For each part of the core unit that is compromised, give yourself one point. The higher you score is out of four, the stronger the likelihood is you will have a hard time switching your core on.
DIAPHRAGM – If it affects your breathing it will have an impact on your core:
- sinus problems/ hay fever or acute respiratory infection
- chronic slumping
- lack of cardio vascular fitness
TRANSVERSE ABDOMINALS – The transverse abdominals can be influenced by:
- Caesarean section
- abdominal surgery
- history of hernia or hernia repair
- irritable bowel syndrome
- abdominal bloating
- digestive problems
- gastro bug
DEEP MULTIFIDUS – Vvarious spinal pathologies can influence the deep multifidus muscles
- disc bulges
- facet pathology
- nerve root irritation
PELVIC FLOOR – The integrity of the pelvic floor can be influenced by
- difficult birth
- post menopausal
- acute urinary tract infection
- chronic constipation
With all of this to consider it is easier to understand the symptoms you may be living with and how they are related to a core that is not functioning optimally.
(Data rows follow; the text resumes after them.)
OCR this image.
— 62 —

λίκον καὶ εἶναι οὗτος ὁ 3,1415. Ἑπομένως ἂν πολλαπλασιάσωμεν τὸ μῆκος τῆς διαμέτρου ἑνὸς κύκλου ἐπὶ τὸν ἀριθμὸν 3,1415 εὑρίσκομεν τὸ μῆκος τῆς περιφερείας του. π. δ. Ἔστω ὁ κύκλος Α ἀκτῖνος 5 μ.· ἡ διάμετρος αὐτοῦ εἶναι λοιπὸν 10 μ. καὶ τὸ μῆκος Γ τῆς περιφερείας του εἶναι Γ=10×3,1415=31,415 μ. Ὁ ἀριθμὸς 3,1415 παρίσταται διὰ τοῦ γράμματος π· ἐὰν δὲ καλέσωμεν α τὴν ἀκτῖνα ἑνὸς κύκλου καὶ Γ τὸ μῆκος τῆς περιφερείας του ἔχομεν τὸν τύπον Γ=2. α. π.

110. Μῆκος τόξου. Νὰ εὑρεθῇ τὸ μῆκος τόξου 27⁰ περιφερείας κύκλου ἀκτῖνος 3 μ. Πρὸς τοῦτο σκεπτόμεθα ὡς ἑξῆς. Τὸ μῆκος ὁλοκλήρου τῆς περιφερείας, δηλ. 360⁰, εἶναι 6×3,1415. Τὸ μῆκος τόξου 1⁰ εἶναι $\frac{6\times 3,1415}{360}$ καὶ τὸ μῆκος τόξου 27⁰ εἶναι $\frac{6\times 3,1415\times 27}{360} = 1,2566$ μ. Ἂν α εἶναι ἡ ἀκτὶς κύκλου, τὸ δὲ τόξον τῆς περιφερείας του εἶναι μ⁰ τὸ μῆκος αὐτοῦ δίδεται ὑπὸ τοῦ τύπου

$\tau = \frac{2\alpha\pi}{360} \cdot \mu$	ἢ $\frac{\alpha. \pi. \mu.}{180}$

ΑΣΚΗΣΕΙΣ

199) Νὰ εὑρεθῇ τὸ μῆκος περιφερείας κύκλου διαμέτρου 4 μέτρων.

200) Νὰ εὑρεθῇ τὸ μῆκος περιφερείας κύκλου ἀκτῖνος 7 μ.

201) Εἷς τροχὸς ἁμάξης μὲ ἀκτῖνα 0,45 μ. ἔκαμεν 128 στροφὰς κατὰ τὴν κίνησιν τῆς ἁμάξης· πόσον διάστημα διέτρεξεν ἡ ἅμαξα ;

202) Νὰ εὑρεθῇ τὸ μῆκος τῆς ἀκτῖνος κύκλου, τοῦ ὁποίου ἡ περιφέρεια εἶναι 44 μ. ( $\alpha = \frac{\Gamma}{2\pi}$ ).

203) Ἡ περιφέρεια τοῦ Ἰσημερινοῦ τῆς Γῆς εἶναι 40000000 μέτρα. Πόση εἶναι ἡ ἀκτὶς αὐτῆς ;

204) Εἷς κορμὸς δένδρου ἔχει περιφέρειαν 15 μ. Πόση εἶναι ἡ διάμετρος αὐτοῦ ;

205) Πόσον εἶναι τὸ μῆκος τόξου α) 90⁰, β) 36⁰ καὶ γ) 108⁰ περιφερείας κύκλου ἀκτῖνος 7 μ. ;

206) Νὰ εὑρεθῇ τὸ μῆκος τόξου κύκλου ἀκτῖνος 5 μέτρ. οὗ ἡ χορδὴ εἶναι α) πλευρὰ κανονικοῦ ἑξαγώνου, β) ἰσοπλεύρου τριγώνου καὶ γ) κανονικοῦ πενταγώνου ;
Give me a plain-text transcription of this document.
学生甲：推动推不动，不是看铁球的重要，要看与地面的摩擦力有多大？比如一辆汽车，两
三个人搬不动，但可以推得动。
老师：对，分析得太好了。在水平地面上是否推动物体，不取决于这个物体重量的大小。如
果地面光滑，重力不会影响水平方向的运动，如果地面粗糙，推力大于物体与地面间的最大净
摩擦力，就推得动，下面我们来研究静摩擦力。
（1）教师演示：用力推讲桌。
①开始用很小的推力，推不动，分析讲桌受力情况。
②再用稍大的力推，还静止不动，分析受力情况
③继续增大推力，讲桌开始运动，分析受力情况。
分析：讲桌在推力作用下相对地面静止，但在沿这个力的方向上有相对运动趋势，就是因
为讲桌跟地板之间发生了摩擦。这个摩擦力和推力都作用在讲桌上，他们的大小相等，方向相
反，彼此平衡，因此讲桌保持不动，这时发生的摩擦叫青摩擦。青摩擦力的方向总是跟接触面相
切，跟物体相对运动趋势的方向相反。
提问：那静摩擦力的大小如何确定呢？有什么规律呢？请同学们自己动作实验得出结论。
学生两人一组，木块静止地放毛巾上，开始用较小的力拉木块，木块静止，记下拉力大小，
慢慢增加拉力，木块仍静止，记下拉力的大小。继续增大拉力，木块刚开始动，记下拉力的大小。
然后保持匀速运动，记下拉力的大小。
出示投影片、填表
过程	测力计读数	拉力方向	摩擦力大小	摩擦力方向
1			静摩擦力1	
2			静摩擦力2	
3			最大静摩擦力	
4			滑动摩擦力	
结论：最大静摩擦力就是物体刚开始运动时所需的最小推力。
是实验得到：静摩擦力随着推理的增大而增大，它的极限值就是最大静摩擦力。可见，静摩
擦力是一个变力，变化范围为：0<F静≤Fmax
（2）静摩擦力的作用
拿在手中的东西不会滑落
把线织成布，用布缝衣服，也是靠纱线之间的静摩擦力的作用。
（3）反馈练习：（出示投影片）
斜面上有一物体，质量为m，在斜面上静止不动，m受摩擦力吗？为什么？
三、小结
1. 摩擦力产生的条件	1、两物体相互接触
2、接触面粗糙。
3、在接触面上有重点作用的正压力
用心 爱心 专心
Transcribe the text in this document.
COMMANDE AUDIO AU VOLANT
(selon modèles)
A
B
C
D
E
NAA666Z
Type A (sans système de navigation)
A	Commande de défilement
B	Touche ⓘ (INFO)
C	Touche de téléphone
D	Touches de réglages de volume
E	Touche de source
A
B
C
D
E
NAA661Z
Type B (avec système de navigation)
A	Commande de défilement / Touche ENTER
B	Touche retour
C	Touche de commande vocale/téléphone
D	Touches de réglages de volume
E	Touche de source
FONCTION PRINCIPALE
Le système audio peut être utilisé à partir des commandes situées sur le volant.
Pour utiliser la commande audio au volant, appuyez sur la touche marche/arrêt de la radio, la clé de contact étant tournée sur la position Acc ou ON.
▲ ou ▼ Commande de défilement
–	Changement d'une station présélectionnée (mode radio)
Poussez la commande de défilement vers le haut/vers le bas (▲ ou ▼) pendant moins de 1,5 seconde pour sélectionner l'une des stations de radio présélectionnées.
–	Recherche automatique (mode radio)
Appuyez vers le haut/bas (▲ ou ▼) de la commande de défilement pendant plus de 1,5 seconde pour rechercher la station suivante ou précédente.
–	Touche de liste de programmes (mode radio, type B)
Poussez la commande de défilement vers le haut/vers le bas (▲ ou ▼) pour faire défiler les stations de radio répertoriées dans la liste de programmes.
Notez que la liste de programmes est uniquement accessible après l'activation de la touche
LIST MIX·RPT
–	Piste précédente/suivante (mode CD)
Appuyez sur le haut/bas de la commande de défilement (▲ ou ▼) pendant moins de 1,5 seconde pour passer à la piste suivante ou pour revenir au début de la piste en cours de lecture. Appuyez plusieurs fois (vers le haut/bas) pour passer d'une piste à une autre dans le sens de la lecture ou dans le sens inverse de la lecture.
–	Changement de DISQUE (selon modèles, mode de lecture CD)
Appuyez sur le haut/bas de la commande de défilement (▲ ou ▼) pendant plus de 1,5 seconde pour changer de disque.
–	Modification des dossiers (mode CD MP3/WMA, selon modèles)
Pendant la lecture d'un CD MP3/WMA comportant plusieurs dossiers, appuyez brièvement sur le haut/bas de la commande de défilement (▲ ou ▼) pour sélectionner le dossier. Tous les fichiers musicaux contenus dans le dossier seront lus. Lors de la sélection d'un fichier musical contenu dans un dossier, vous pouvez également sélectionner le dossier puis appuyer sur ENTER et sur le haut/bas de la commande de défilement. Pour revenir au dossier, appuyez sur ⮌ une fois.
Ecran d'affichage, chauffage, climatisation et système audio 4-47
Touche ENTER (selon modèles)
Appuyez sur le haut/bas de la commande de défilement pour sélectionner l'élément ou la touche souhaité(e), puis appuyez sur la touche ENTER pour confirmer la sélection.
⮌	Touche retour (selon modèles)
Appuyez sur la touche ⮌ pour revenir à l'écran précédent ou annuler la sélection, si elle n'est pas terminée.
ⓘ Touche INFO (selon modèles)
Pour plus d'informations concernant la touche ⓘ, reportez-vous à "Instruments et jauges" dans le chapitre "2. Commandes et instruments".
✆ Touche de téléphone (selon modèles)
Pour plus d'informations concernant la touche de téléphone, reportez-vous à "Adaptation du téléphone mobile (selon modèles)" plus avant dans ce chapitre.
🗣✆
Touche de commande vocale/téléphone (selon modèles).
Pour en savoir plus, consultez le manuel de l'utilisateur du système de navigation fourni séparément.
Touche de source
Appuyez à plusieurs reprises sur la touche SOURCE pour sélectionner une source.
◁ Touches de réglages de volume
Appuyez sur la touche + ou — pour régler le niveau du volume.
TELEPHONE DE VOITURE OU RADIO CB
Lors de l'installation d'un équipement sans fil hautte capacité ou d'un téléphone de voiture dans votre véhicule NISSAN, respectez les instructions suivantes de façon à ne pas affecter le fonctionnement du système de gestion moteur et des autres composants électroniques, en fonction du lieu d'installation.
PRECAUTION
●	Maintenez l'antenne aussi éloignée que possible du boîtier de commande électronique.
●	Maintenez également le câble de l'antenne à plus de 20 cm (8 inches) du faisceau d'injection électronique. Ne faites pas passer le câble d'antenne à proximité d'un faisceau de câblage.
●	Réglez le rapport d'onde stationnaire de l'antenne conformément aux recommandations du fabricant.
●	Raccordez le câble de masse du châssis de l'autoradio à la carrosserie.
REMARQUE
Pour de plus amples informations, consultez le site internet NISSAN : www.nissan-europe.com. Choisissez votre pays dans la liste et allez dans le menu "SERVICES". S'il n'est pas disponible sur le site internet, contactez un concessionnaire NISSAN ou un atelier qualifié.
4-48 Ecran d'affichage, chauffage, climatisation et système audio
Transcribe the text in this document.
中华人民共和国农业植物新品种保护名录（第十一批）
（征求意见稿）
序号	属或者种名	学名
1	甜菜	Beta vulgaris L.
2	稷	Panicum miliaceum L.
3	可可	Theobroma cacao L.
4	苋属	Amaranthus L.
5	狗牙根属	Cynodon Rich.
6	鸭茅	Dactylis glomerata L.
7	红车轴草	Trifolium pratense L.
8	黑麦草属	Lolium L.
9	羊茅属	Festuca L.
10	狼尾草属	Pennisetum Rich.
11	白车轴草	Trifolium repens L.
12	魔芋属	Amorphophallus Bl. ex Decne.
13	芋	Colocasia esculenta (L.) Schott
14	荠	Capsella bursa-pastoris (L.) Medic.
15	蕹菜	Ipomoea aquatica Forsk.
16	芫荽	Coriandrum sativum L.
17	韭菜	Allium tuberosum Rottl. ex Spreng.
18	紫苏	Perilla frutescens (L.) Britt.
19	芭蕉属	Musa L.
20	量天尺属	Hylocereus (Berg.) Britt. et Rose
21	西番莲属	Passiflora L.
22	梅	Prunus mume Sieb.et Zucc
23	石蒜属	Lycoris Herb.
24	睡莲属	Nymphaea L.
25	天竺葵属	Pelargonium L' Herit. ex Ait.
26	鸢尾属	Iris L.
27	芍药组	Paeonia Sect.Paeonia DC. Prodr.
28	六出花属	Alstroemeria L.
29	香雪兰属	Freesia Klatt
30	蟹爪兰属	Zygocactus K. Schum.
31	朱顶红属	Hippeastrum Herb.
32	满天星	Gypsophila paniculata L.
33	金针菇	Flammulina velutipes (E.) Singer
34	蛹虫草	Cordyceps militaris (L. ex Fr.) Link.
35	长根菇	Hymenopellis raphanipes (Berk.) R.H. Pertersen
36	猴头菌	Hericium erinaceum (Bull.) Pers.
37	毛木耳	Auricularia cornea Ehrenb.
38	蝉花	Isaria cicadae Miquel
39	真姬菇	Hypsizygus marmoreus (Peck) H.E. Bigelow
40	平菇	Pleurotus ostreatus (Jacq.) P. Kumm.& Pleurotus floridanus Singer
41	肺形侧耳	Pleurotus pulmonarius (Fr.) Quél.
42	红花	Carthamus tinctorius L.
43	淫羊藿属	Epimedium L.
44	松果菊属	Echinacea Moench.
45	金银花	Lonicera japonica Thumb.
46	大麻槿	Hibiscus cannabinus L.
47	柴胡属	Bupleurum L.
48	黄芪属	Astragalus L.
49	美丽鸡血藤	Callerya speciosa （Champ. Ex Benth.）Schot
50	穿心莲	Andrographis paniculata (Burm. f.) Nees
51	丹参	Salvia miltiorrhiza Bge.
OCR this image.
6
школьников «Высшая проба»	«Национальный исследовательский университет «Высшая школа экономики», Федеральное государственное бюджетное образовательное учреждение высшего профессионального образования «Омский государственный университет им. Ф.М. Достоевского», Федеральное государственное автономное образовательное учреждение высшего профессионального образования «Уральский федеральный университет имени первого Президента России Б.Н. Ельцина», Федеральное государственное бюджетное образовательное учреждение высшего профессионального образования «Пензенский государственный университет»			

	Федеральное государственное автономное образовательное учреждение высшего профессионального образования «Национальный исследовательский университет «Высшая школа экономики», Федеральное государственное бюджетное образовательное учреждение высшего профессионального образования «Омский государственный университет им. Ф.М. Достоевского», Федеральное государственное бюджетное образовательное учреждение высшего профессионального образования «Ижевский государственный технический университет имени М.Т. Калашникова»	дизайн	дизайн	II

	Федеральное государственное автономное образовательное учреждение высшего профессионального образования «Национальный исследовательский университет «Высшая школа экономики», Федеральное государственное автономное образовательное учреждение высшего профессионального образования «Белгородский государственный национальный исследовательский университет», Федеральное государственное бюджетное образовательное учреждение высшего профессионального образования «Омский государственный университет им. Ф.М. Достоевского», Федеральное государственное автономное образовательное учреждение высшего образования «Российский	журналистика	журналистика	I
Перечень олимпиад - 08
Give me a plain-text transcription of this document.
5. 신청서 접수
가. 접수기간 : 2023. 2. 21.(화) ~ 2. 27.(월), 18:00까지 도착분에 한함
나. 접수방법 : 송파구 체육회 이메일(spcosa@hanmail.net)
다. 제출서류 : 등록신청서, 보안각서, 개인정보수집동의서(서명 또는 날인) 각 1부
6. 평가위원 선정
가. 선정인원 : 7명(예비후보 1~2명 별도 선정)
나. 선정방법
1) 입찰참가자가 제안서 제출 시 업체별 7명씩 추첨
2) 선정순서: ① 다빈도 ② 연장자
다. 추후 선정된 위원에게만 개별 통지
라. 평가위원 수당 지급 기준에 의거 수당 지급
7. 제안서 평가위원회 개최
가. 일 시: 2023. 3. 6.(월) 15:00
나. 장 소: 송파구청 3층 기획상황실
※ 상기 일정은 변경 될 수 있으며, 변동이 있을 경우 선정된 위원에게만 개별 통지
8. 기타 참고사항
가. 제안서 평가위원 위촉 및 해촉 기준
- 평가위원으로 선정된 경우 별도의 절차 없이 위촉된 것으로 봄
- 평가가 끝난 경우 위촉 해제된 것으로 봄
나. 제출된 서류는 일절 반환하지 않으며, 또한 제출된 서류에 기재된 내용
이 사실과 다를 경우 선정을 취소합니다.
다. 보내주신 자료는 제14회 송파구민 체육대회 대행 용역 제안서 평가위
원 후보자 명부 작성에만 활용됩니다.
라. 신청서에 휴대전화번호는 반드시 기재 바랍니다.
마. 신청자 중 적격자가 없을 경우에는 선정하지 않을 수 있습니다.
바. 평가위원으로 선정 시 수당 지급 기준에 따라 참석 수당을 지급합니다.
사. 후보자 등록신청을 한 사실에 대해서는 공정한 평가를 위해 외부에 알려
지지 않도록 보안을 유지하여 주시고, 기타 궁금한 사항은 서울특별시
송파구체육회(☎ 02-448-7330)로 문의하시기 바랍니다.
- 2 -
A list of symptoms would look like:
- incontinence (any involuntary loss of urine in any amount) or fecal incontinence.
- strong sense of urgency to get to the bathroom
- feeling of incomplete bladder emptying
- back pain
- chronic constipation
- pressure in the lower abdomen
- pelvic organ prolapse (symptoms may include heaviness or dullness or bulge in the pelvic area)
- inability to maintain correct posture/carriage throughout the day
- hip related problems
There may be certain times in one’s life where we need to reconsider our current exercise programs make some modifications, what worked for you in the past, might not be in our best interest today. Make sure that, the exercise and core training routine of choice is not going to make symptoms worse or provoke injury to what might be an already fragile core system.
It’s in your best interest to restore or reprogram your core to optimal function, before a weak link reveals itself in the form of an injury.
Hypopressive – Low Pressure Fitness is a program that addresses the integrity of the system as a whole. A certified Hypopressive trainer can safely start you on the right path.
No, checked boxes? What a great time to consider Hypopressive- Low Pressure Fitness as a preventative technique!